F.3d at 100; Pollack, 91 F.3d at 336.

We are not persuaded by Trent’s arguments to the contrary—i.e., that

because his testimony was intended to “strengthen the government’s case” and

the Government ultimately secured a conviction against the defendant without it,

Trent did not materially breach his cooperation agreement. Appellant’s Br. 24–

25. We have never held that a defendant does not breach his cooperation

4 agreement by lying if he has good reasons for doing so. Indeed, such a holding

would undermine the utility of cooperation agreements by casting doubt on useful

testimony by cooperators. Moreover, the Government secured a conviction

without Trent’s testimony because his false testimony “so undercut his credibility”

that the Government could not use him as a witness in the defendant’s subsequent

retrial. See United States v. Fernandez, 127 F.3d 277, 286 (2d Cir. 1997). The

Government was therefore plainly “within its rights in refusing to move for a

downward sentencing departure” on Trent’s behalf. Brechner, 99 F.3d at 100.

II. Due Process

Trent also argues that he was entitled to an evidentiary hearing on the

Government’s bad faith, and that the district court violated his due process rights

when it declined to hold one. Again, we disagree.

The Khan procedure determines whether a hearing on bad faith is

“necessary” in the district court. United States v. Knights, 968 F.2d 1483, 1487 (2d

Cir. 1992) (citing United States v. Khan, 920 F.2d 1100, 1106 (2d Cir. 1990)). Under

that procedure, a hearing is only required if, after the Government gives its reasons

for refusing to make a § 3553(e) motion, the defendant makes “a showing of bad

faith sufficient to trigger” one. Khan, 920 F.2d at 1106.

5 Trent did not.

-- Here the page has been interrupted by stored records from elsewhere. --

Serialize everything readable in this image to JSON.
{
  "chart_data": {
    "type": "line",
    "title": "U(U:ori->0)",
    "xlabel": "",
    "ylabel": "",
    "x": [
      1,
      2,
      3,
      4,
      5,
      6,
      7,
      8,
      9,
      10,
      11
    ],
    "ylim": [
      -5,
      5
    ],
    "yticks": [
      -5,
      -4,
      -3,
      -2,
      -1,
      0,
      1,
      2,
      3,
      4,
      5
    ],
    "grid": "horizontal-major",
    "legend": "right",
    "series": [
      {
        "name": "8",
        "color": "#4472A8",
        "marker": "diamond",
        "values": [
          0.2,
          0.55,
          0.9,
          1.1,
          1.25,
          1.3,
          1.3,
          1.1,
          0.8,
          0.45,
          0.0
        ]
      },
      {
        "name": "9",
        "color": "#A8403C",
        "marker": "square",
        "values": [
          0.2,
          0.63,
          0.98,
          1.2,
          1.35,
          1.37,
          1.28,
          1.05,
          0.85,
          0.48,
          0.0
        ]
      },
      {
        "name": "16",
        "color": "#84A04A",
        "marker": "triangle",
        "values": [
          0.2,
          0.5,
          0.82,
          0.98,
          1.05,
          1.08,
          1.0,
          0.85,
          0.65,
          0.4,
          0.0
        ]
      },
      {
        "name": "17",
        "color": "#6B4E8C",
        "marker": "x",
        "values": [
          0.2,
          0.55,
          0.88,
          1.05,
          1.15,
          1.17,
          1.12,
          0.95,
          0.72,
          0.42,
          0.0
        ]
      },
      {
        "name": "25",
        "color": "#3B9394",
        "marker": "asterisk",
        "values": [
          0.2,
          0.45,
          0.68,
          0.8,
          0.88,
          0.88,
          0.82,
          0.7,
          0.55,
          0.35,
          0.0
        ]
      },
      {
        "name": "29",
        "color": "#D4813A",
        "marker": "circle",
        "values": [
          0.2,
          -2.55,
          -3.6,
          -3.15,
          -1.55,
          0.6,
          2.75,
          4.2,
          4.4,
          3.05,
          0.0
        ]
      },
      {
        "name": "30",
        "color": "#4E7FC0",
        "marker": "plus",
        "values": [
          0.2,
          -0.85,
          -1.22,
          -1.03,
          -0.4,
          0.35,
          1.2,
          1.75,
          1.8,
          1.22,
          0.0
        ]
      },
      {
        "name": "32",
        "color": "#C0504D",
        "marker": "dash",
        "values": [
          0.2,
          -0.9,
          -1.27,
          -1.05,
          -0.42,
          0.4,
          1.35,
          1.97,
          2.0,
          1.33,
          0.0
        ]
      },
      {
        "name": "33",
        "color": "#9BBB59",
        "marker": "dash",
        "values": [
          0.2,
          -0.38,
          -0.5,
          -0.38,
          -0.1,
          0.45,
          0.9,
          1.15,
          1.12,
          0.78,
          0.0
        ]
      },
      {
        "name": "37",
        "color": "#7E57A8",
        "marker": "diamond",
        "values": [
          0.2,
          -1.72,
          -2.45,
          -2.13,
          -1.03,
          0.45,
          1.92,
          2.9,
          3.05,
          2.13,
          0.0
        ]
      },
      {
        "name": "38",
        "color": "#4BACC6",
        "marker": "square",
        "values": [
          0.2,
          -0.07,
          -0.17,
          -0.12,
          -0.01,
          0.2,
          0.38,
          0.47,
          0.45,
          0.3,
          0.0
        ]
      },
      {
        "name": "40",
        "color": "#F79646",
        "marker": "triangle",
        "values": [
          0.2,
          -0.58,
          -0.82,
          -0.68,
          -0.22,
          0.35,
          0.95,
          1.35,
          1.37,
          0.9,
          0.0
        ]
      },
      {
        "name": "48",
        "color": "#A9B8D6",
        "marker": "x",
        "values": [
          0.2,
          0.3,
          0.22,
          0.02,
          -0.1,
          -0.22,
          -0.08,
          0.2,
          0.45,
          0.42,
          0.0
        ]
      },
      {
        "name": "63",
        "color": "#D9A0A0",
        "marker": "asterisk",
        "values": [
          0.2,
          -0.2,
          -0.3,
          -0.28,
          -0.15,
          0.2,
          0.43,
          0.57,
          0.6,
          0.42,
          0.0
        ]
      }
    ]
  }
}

After Trent asserted that the Government was acting in bad

faith, the Government submitted a copy of Trent’s cooperation agreement, a

transcript of Trent’s false testimony, a federal agent’s handwritten notes

documenting Trent’s admission to that false testimony, and a letter disclosing that

false testimony to defense counsel in the underlying murder trial. The district

court correctly held that Trent’s response to the Government’s explanation, which

in no way undermined Trent’s own admission to lying under oath, did little to

“place the issue of the prosecutor’s good faith reasonably in dispute.” Id. at 1102.

The fact that the district court initially “promised” Trent an evidentiary

hearing does not change the analysis.